Barack Obama hingegen hält man in Moskau für einen Feind Rußlands, der sich finanziell auf den US-Milliardär George Soros und ideologisch auf die Ratschläge des polnischstämmigen US-Geostrategen Zbigniew Brzeziński stütze. Gleichwohl geht man in Moskau davon aus, daß John McCain das Rennen macht. Dessen dezidiert antirussischer Kurs bringe eine weitere Verschärfung. Warum also sollte man bis nach den Wahlen in den USA warten?

Dies alles sollte Anlaß sein, die Dinge endlich so zu sehen, wie sie wirklich sind: Rußland ist nach dem Ende der Sowjetunion und den chaotischen neunziger Jahren wiederauferstanden als ein Land, das wirtschaftlich potent und militärisch handlungsfähig seine legitimen Interessen in den Grenzen des Völkerrechts entschieden wahrnimmt.

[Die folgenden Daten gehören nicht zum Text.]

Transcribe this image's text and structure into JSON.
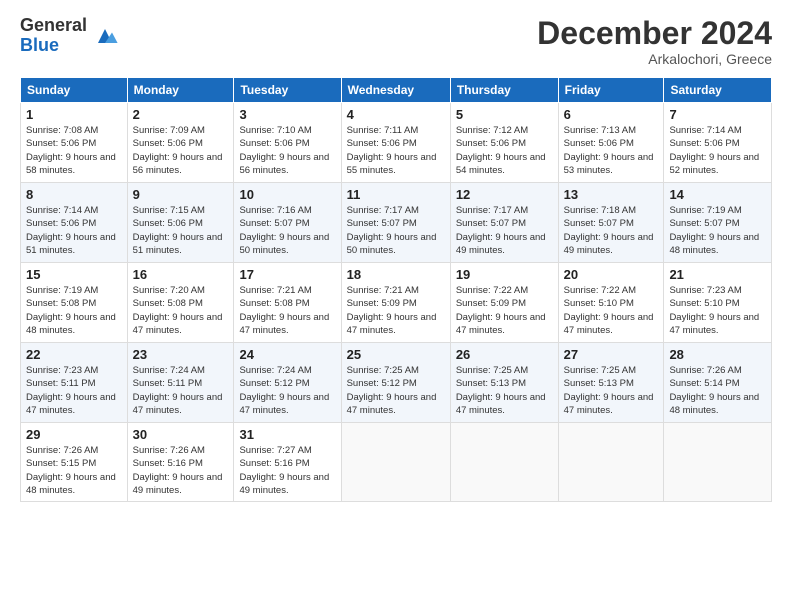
{
  "logo": {
    "general": "General",
    "blue": "Blue"
  },
  "header": {
    "month": "December 2024",
    "location": "Arkalochori, Greece"
  },
  "weekdays": [
    "Sunday",
    "Monday",
    "Tuesday",
    "Wednesday",
    "Thursday",
    "Friday",
    "Saturday"
  ],
  "weeks": [
    [
      {
        "day": "1",
        "sunrise": "7:08 AM",
        "sunset": "5:06 PM",
        "daylight": "9 hours and 58 minutes."
      },
      {
        "day": "2",
        "sunrise": "7:09 AM",
        "sunset": "5:06 PM",
        "daylight": "9 hours and 56 minutes."
      },
      {
        "day": "3",
        "sunrise": "7:10 AM",
        "sunset": "5:06 PM",
        "daylight": "9 hours and 56 minutes."
      },
      {
        "day": "4",
        "sunrise": "7:11 AM",
        "sunset": "5:06 PM",
        "daylight": "9 hours and 55 minutes."
      },
      {
        "day": "5",
        "sunrise": "7:12 AM",
        "sunset": "5:06 PM",
        "daylight": "9 hours and 54 minutes."
      },
      {
        "day": "6",
        "sunrise": "7:13 AM",
        "sunset": "5:06 PM",
        "daylight": "9 hours and 53 minutes."
      },
      {
        "day": "7",
        "sunrise": "7:14 AM",
        "sunset": "5:06 PM",
        "daylight": "9 hours and 52 minutes."
      }
    ],
    [
      {
        "day": "8",
        "sunrise": "7:14 AM",
        "sunset": "5:06 PM",
        "daylight": "9 hours and 51 minutes."
      },
      {
        "day": "9",
        "sunrise": "7:15 AM",
        "sunset": "5:06 PM",
        "daylight": "9 hours and 51 minutes."
      },
      {
        "day": "10",
        "sunrise": "7:16 AM",
        "sunset": "5:07 PM",
        "daylight": "9 hours and 50 minutes."
      },
      {
        "day": "11",
        "sunrise": "7:17 AM",
        "sunset": "5:07 PM",
        "daylight": "9 hours and 50 minutes."
      },
      {
        "day": "12",
        "sunrise": "7:17 AM",
        "sunset": "5:07 PM",
        "daylight": "9 hours and 49 minutes."
      },
      {
        "day": "13",
        "sunrise": "7:18 AM",
        "sunset": "5:07 PM",
        "daylight": "9 hours and 49 minutes."
      },
      {
        "day": "14",
        "sunrise": "7:19 AM",
        "sunset": "5:07 PM",
        "daylight": "9 hours and 48 minutes."
      }
    ],
    [
      {
        "day": "15",
        "sunrise": "7:19 AM",
        "sunset": "5:08 PM",
        "daylight": "9 hours and 48 minutes."
      },
      {
        "day": "16",
        "sunrise": "7:20 AM",
        "sunset": "5:08 PM",
        "daylight": "9 hours and 47 minutes."
      },
      {
        "day": "17",
        "sunrise": "7:21 AM",
        "sunset": "5:08 PM",
        "daylight": "9 hours and 47 minutes."
      },
      {
        "day": "18",
        "sunrise": "7:21 AM",
        "sunset": "5:09 PM",
        "daylight": "9 hours and 47 minutes."
      },
      {
        "day": "19",
        "sunrise": "7:22 AM",
        "sunset": "5:09 PM",
        "daylight": "9 hours and 47 minutes."
      },
      {
        "day": "20",
        "sunrise": "7:22 AM",
        "sunset": "5:10 PM",
        "daylight": "9 hours and 47 minutes."
      },
      {
        "day": "21",
        "sunrise": "7:23 AM",
        "sunset": "5:10 PM",
        "daylight": "9 hours and 47 minutes."
      }
    ],
    [
      {
        "day": "22",
        "sunrise": "7:23 AM",
        "sunset": "5:11 PM",
        "daylight": "9 hours and 47 minutes."
      },
      {
        "day": "23",
        "sunrise": "7:24 AM",
        "sunset": "5:11 PM",
        "daylight": "9 hours and 47 minutes."
      },
      {
        "day": "24",
        "sunrise": "7:24 AM",
        "sunset": "5:12 PM",
        "daylight": "9 hours and 47 minutes."
      },
      {
        "day": "25",
        "sunrise": "7:25 AM",
        "sunset": "5:12 PM",
        "daylight": "9 hours and 47 minutes."
      },
      {
        "day": "26",
        "sunrise": "7:25 AM",
        "sunset": "5:13 PM",
        "daylight": "9 hours and 47 minutes."
      },
      {
        "day": "27",
        "sunrise": "7:25 AM",
        "sunset": "5:13 PM",
        "daylight": "9 hours and 47 minutes."
      },
      {
        "day": "28",
        "sunrise": "7:26 AM",
        "sunset": "5:14 PM",
        "daylight": "9 hours and 48 minutes."
      }
    ],
    [
      {
        "day": "29",
        "sunrise": "7:26 AM",
        "sunset": "5:15 PM",
        "daylight": "9 hours and 48 minutes."
      },
      {
        "day": "30",
        "sunrise": "7:26 AM",
        "sunset": "5:16 PM",
        "daylight": "9 hours and 49 minutes."
      },
      {
        "day": "31",
        "sunrise": "7:27 AM",
        "sunset": "5:16 PM",
        "daylight": "9 hours and 49 minutes."
      },
      null,
      null,
      null,
      null
    ]
  ]
}
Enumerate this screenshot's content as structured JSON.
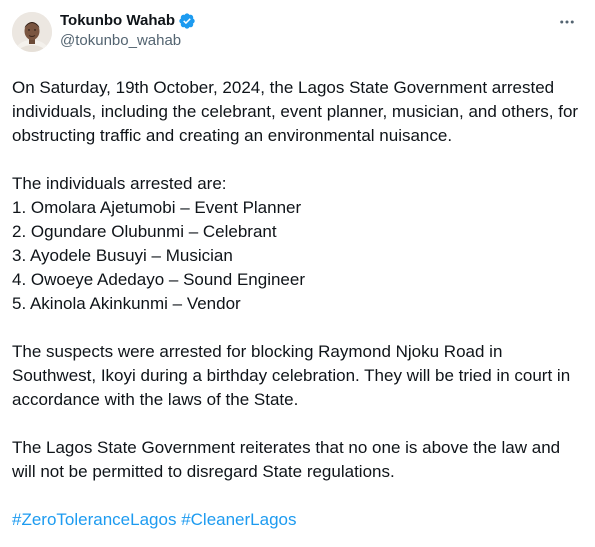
{
  "author": {
    "display_name": "Tokunbo Wahab",
    "handle": "@tokunbo_wahab"
  },
  "colors": {
    "text": "#0f1419",
    "secondary": "#536471",
    "link": "#1d9bf0",
    "verified": "#1d9bf0"
  },
  "icons": {
    "verified": "verified-badge-icon",
    "more": "more-options-icon"
  },
  "tweet": {
    "intro": "On Saturday, 19th October, 2024, the Lagos State Government arrested individuals, including the celebrant, event planner, musician, and others, for obstructing traffic and creating an environmental nuisance.",
    "list_heading": "The individuals arrested are:",
    "arrested": [
      "1. Omolara Ajetumobi – Event Planner",
      "2. Ogundare Olubunmi – Celebrant",
      "3. Ayodele Busuyi – Musician",
      "4. Owoeye Adedayo – Sound Engineer",
      "5. Akinola Akinkunmi – Vendor"
    ],
    "details": "The suspects were arrested for blocking Raymond Njoku Road in Southwest, Ikoyi during a birthday celebration. They will be tried in court in accordance with the laws of the State.",
    "closing": "The Lagos State Government reiterates that no one is above the law and will not be permitted to disregard State regulations.",
    "hashtags": [
      "#ZeroToleranceLagos",
      "#CleanerLagos"
    ]
  }
}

Nur wenn der Westen dieser Realität entsprechend seine Beziehungen zu Moskau gestaltet, kann es in Europa auf Dauer Frieden und Sicherheit geben. "Es gibt kein einziges entscheidendes Problem in der Weltpolitik und in der Weltökonomie, das ohne Rußland zu lösen wäre", erklärte Gerhard Schröder im Spiegel. Europa könne nur dann eine wirkliche Rolle im Kontext zwischen Amerika und Asien spielen, wenn es enge Beziehungen zu Moskau pflege. Denn "Rußland hat eine asiatische Alternative, Europa hat sie nicht", so der Altkanzler. Und das gilt nicht nur für Rohstoff- und Energiefragen.

 

Prof. Dr. Wolfgang Seiffert war bis 1994 Direktor des Instituts für osteuropäisches Recht der Universität Kiel und lehrte danach am Zentrum für deutsches Recht der Russischen Akademie der Wissenschaften in Moskau.